Par ailleurs, les députés de BBY ont également remis en cause la volonté du régime de rationaliser les institutions. À leur avis, si c’était vraiment la volonté, le nouveau régime allait aussi prendre en compte les fonds politiques, la suppression de certaines agences…

Pour Wilane, ce que Pastef est en train de faire, ce n’est ni plus ni moins que du ‘’tapale’’, de la ‘’ruse’’. Le député socialiste d’ajouter : ‘’La ruse, ça s’use et la ruse use. La ruse peut fonctionner à un moment, mais pas tout le temps. Nous attendons de vous de construire ce pays, pas de le déconstruire.’’ Le président du Conseil départemental de Kaffrine a également invité Pastef à moins de violence. ‘’Ce n’est pas par la violence que l’on conquiert et exerce le pouvoir. Ce qui est écœurant, c’est que tout ce que vous faites, vous le faites dans la violence. Nous sommes là pour faire face’’, a-t-il insisté.  

Mais s’il y a quelque chose qui est vraiment resté en travers de la gorge des députés de BBY, c’est le ‘’refus’’ par le Premier ministre de faire sa déclaration de politique générale. Ils ont été nombreux à dénoncer un ‘’précédent dangereux’’. De l’avis des parlementaires de BBY, le Premier ministre manque de courage pour venir faire face à la représentation nationale.
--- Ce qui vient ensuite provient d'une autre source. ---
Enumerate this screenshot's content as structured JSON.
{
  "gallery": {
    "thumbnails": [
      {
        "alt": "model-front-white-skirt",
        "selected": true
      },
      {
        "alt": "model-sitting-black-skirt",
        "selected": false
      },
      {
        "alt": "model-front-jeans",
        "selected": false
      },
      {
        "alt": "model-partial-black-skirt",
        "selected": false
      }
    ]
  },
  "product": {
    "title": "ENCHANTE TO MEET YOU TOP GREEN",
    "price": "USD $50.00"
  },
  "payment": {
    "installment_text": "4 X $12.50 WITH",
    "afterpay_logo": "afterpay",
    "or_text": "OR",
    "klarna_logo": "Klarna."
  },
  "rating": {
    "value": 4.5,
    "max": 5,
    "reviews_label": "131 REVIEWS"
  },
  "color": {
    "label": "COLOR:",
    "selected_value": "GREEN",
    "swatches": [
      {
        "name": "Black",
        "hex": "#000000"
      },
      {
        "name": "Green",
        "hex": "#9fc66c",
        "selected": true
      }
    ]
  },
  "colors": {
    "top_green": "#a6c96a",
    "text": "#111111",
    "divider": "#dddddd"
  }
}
Pour eux, il est en violation avec les dispositions de la Constitution.

Pape Djibril Fall a surtout insisté sur la nécessité de bien mûrir les projets et de ne pas faire la même chose que les précédents régimes qui, après avoir supprimé des institutions, les remettent.  ‘’On doit stabiliser définitivement. On ne doit pas supprimer pour supprimer. Le grand chantier, c’est la réconciliation. Réconcilier les Sénégalais entre eux. Réconcilier les Sénégalais avec les institutions’’.   

Lors de la séance d’hier, le groupe parlementaire Benno Bokk Yaakaar s’est montré très soudé. Elle a pu faire le plein de voix en obtenant 83 voix, lors du vote du projet de rejet de la loi constitutionnelle introduite par le président Bassirou Diomaye Faye. Pastef et ses alliés n’ont pu glaner que 80 voix. Ils en ont perdu deux, dont les auteurs ont fait des délégations qui n’étaient pas conformes.

La séance a cependant perturbé les schémas qui étaient en train de se construire entre le Parti socialiste originel et Taxawu Sénégal. Lors de la plénière, les piques du député socialiste Cheikh Seck ont mis les partisans de Khalifa Sall hors de leurs gonds. S’en est suivi une véritable passe d’armes, notamment entre Abba Mbaye et Yeya Diallo. À l’origine, M. Seck a sommé Taxawu de ne pas voter en faveur de la suppression du HCCT dirigé par leur leader, s’ils veulent une réconciliation conformément à la volonté de Khalifa Sall. Les partisans de Khalifa ont, à l’arrivée, voté en faveur de la loi introduite par Bassirou Diomaye Faye.